Wednesday, October 6, 2010

Not this... but that. (Ephesians 4-5)

This morning, I was paying attention to the string of contrasts in Ephesians 4 and 5. Each of them explains the first contrast, found in Eph 4:22-24: lay aside the old self... put on the new self.

not falsehood... but truth
don't steal... but work so you can be generous
don't use rotten words... but give gracious, edifying words
not bitterness, anger... but kindness, compassion, forgiveness
don't be unwise... but wise
don't be foolish, but understand the will of the Lord
don't get drunk, but be filled with the Spirit

For several of the contrasts, Paul explains a little more of what he means. For example, being "filled with the Spirit" in Eph 5:18 is explained in the rest of the sentence (found in vv. 19-21): "speaking to one another in psalms... giving thanks... submitting to one another..."

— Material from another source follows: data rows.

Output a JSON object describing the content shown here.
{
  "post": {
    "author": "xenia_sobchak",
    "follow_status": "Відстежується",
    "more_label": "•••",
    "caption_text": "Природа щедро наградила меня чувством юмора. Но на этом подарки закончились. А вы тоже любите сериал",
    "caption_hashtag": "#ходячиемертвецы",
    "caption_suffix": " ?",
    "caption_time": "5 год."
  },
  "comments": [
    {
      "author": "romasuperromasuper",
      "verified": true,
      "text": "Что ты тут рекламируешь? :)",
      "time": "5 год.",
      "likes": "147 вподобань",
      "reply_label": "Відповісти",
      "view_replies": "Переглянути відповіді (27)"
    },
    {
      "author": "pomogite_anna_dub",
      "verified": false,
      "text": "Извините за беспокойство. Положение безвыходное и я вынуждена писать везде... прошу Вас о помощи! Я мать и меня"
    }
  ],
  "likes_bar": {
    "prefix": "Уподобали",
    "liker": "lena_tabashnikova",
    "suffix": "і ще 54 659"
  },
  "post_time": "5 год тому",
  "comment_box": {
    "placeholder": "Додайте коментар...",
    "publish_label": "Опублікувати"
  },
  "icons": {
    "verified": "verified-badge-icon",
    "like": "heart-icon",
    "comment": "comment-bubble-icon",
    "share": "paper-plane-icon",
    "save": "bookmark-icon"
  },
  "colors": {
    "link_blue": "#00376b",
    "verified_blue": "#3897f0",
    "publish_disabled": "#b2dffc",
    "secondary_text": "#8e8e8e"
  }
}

When Paul says "understand the will of the Lord" (Eph 5:17), it's easy to misunderstand him. Usually, Christians use that sort of language to refer to big decisions like what job to take, whom to marry, or what church to attend. But for Paul, "the will of the Lord" is the opposite of the items in the first column, and it is like the items in the second column. So "the will of the Lord" is not lying, stealing, rotten words, foolishness or getting drunk, and it includes truthfulness, generosity, gracious words, kindness, and wisdom.

What I like about this is that it makes "the will of the Lord" something that is within reach. The will of the Lord is not this... but that. God's will is not about which job or church I pick, but about rejecting my "former conduct" and putting on the new self (Eph 4:22-24). I can be certain that I am "in God's will" when I am being kind, forgiving, wise, thankful, and worshipful, regardless of whatever "big decisions" I may be struggling with.

The picture: a depiction of the book of Ephesians, from Biblia ectypa: Bildnussen auss Heiliger Schrift (an illustrated Bible) by Christoph Weigel, 1695. Image courtesy of the Digital Image Archive, Pitts Theology Library.